With much attention focused on the high street at present, a new and important item of economic news may go unnoticed: British manufacturing seems to be on the mend.

There is no doubt that factories are buzzing again. In November the Chartered Institute of Purchasing and Supply purchasing managers’ index rose at its fastest rate since December 1999, to 54.5, where a score of 50 distinguishes expansion from contraction. This index has continued to accelerate over the past five months, and the new-order index is rising at its strongest rate for nearly four years, driven by both domestic and foreign demand.

Output rose by 1% during the month, although the yearly increase in the latest three months was just 0.4%. Among timber product manufacturers the picture remains mixed: output from sawmills rose 0.4% annually in the latest three months, while veneer sheet and plywood fell 4.1%, but carpentry and joinery rose 0.6%. Output of kitchen furniture was up 8.7%, but other furniture fell 5.6%.

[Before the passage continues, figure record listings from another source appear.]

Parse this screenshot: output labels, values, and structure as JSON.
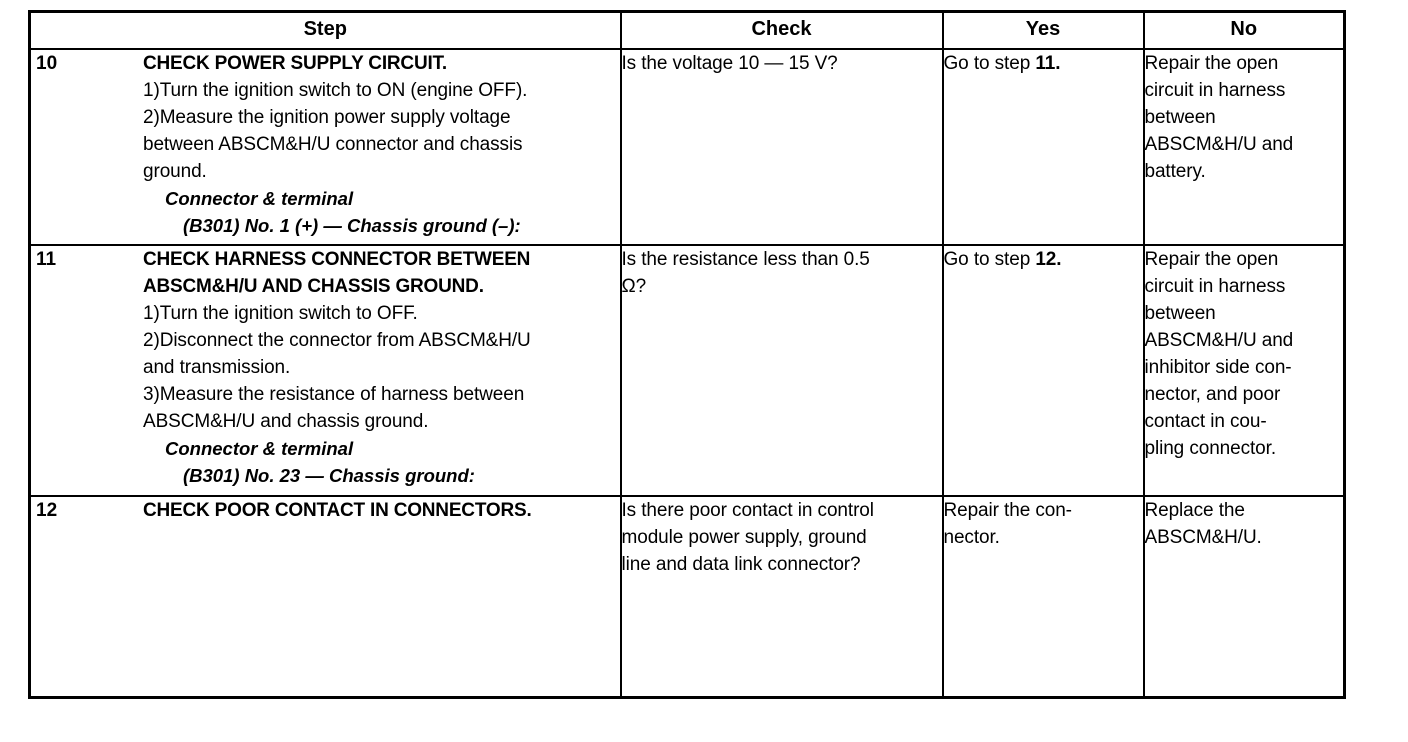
{
  "table": {
    "headers": {
      "step": "Step",
      "check": "Check",
      "yes": "Yes",
      "no": "No"
    },
    "rows": [
      {
        "number": "10",
        "title": "CHECK POWER SUPPLY CIRCUIT.",
        "lines": [
          "1)Turn the ignition switch to ON (engine OFF).",
          "2)Measure the ignition power supply voltage",
          "between ABSCM&H/U connector and chassis",
          "ground."
        ],
        "sub_heading": "Connector & terminal",
        "sub_detail": "(B301) No. 1 (+) — Chassis ground (–):",
        "check": "Is the voltage 10 — 15 V?",
        "yes": "Go to step 11.",
        "yes_bold_tail": "11.",
        "no": "Repair the open circuit in harness between ABSCM&H/U and battery."
      },
      {
        "number": "11",
        "title": "CHECK HARNESS CONNECTOR BETWEEN ABSCM&H/U AND CHASSIS GROUND.",
        "lines": [
          "1)Turn the ignition switch to OFF.",
          "2)Disconnect the connector from ABSCM&H/U",
          "and transmission.",
          "3)Measure the resistance of harness between",
          "ABSCM&H/U and chassis ground."
        ],
        "sub_heading": "Connector & terminal",
        "sub_detail": "(B301) No. 23 — Chassis ground:",
        "check": "Is the resistance less than 0.5 Ω?",
        "yes": "Go to step 12.",
        "yes_bold_tail": "12.",
        "no": "Repair the open circuit in harness between ABSCM&H/U and inhibitor side con-nector, and poor contact in cou-pling connector."
      },
      {
        "number": "12",
        "title": "CHECK POOR CONTACT IN CONNECTORS.",
        "lines": [],
        "sub_heading": "",
        "sub_detail": "",
        "check": "Is there poor contact in control module power supply, ground line and data link connector?",
        "yes": "Repair the con-nector.",
        "yes_bold_tail": "",
        "no": "Replace the ABSCM&H/U."
      }
    ]
  },
  "row10": {
    "title": "CHECK POWER SUPPLY CIRCUIT.",
    "l0": "1)Turn the ignition switch to ON (engine OFF).",
    "l1": "2)Measure the ignition power supply voltage",
    "l2": "between ABSCM&H/U connector and chassis",
    "l3": "ground.",
    "sub1": "Connector & terminal",
    "sub2": "(B301) No. 1 (+) — Chassis ground (–):",
    "check": "Is the voltage 10 — 15 V?",
    "yes_prefix": "Go to step ",
    "yes_bold": "11.",
    "no_l0": "Repair the open",
    "no_l1": "circuit in harness",
    "no_l2": "between",
    "no_l3": "ABSCM&H/U and",
    "no_l4": "battery."
  },
  "row11": {
    "title_l0": "CHECK HARNESS CONNECTOR BETWEEN",
    "title_l1": "ABSCM&H/U AND CHASSIS GROUND.",
    "l0": "1)Turn the ignition switch to OFF.",
    "l1": "2)Disconnect the connector from ABSCM&H/U",
    "l2": "and transmission.",
    "l3": "3)Measure the resistance of harness between",
    "l4": "ABSCM&H/U and chassis ground.",
    "sub1": "Connector & terminal",
    "sub2": "(B301) No. 23 — Chassis ground:",
    "check_l0": "Is the resistance less than 0.5",
    "check_l1": "Ω?",
    "yes_prefix": "Go to step ",
    "yes_bold": "12.",
    "no_l0": "Repair the open",
    "no_l1": "circuit in harness",
    "no_l2": "between",
    "no_l3": "ABSCM&H/U and",
    "no_l4": "inhibitor side con-",
    "no_l5": "nector, and poor",
    "no_l6": "contact in cou-",
    "no_l7": "pling connector."
  },
  "row12": {
    "title": "CHECK POOR CONTACT IN CONNECTORS.",
    "check_l0": "Is there poor contact in control",
    "check_l1": "module power supply, ground",
    "check_l2": "line and data link connector?",
    "yes_l0": "Repair the con-",
    "yes_l1": "nector.",
    "no_l0": "Replace the",
    "no_l1": "ABSCM&H/U."
  }
}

Capital investment by manufacturers dropped by 5.6% in volume during the third quarter and by 11.8% over the year, say government statisticians. Stock levels of finished goods have been run down to a level last seen in August 2002, according to a CBI survey. The next phase of the manufacturing recovery should bring an increase in both capital spending and stock building.

Consumer spending

But the fresh signs of life in manufacturing do not mean consumers have stopped spending, although outlays in the high street in the first half of November were disappointing, the CBI says. The month closed with 27% of furniture and carpet outlets reporting higher sales than in November 2002 – down from 34% in October but only 8% last November. However, the CBI says retailers are confident of a pick up in December and suggests volumes may be much higher than last Christmas. It adds that retailers are continuing to order more goods from suppliers and are optimistic that the business situation will improve over the coming three months.

Nonetheless, results of the latest survey of consumer confidence are none too bright. Martin Hamblin GfK says that after a peak in July followed by a three-month plateau, the index has dropped back to its lowest since the Iraq war. The fall is mainly due to a drop in optimism about the overall economic situation and to consumers’ views on whether it is the right time to make major purchases. It is now considered a much less favourable time to buy items such as furniture and household appliances as well as housing, than in October. This measure now stands at its lowest since December 2000, largely reflecting the Bank of England‘s quarter-point increase in interest rates and the perception that further rises are in the pipeline.

Taken with news from the Bank of England that the number of new mortgages granted in October fell to 117,000, from 120,000 the previous month, the drop in consumer optimism suggests that the slowdown in household spending needed to help re-balance the economy is on its way.

But the housing market will take time to respond and the construction purchasing managers’ index indicates that activity continued to expand in November. Growth in commercial work slowed slightly during the month, but civil engineering is increasing at the fastest pace since November 2002.

The cost of building materials rose sharply in November, says CIPS. The index is at an 11-month high and is accompanied by lengthening delivery schedules. Higher levels of activity in construction have also stimulated further growth in the workforce, although some firms are choosing to expand capacity by the use of sub-contractors.

Labour market

Signs of tightening in the labour market come from the Recruitment and Employment Confederation. It says demand for staff was at a 33-month high in November and skill shortages are now beginning to appear, putting upward pressure on pay.